If other catalytic parameters were not important, one would, under practical conditions and at the same unit inclusion level, expect an identical performance of different phytases. This is, however, not the case. In in vitro experiments on phosphate liberation from animal feed samples, A. fumigatus phytase was significantly more potent than A. niger phytase (Wyss et al. 1999b). Similarly, in pig feeding experiments, A. fumigatus phytase caused a larger increase in plasma phosphate concentration and a larger decrease in fecal phosphorus excretion than A. niger phytase (Simões Nunes and Guggenbuhl, 1998; and data not shown; however, the differences were not statistically significant in these experiments). Finally, in whole-wheat flour during bread baking, A. fumigatus phytase (from strain SRRC 322) was more powerful than A. niger or E. coli phytase in degrading phytic acid and in increasing iron availability (Porres et al. 2001). Therefore, the broader substrate specificity (Fig. 3) and the more favourable pH-activity profile of A. fumigatus phytase (Fig. 2) seem to allow more complete degradation of phytic acid. In summary, at the same unit inclusion level, A. fumigatus phytase is the most powerful wild-type ascomycete phytase known to date.

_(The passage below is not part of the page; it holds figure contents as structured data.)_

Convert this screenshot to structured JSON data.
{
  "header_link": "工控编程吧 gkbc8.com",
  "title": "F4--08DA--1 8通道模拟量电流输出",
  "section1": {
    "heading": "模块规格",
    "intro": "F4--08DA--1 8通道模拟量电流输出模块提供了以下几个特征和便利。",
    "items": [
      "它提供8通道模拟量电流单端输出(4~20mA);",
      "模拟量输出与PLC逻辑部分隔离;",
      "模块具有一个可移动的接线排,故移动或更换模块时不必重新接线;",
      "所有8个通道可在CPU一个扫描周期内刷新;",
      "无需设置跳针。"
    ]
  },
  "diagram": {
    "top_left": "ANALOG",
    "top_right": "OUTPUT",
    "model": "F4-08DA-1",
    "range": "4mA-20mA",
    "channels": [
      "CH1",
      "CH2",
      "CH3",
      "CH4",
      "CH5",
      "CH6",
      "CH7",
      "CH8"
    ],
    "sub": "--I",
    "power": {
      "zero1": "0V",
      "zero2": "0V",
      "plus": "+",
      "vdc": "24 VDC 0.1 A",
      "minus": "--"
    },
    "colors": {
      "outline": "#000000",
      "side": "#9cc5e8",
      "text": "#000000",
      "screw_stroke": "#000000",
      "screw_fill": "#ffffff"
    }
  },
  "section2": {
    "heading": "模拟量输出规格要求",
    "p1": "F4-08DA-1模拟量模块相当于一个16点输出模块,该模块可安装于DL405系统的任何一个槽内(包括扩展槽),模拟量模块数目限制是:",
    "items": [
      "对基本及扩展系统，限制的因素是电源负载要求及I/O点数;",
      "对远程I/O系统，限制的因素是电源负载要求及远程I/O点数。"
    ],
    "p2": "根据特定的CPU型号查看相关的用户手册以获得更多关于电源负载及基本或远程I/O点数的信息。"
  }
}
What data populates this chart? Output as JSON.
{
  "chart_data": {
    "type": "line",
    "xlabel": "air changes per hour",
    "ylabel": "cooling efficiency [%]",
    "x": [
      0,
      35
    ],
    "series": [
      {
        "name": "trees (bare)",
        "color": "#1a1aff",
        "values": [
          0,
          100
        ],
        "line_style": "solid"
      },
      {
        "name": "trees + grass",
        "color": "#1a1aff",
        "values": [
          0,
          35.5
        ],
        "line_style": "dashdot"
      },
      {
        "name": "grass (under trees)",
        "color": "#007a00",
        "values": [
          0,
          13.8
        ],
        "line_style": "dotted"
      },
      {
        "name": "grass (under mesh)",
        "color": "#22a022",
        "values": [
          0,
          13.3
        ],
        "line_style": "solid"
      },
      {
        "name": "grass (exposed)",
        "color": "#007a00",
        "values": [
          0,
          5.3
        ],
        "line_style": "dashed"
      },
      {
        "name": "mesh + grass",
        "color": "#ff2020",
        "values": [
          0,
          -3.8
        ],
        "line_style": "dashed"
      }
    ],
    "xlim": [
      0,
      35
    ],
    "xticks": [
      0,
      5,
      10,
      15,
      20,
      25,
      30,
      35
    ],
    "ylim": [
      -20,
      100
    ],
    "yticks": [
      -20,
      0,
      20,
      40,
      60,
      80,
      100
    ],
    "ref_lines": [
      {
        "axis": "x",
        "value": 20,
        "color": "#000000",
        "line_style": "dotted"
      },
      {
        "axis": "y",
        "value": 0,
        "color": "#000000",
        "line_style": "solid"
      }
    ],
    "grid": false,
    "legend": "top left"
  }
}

Admittedly, the specific activity of A. fumigatus phytase is rather low, which limits its commercial feasibility. However, given its other favourable catalytic properties and its superior thermotolerance, A. fumigatus phytase seems to be an ideal starting point for enzyme engineering. In fact, an increase in specific activity of up to 7-fold has recently been achieved by replacement of the active site residue Gln-27 with several other amino acids (Tomschy et al. 2000).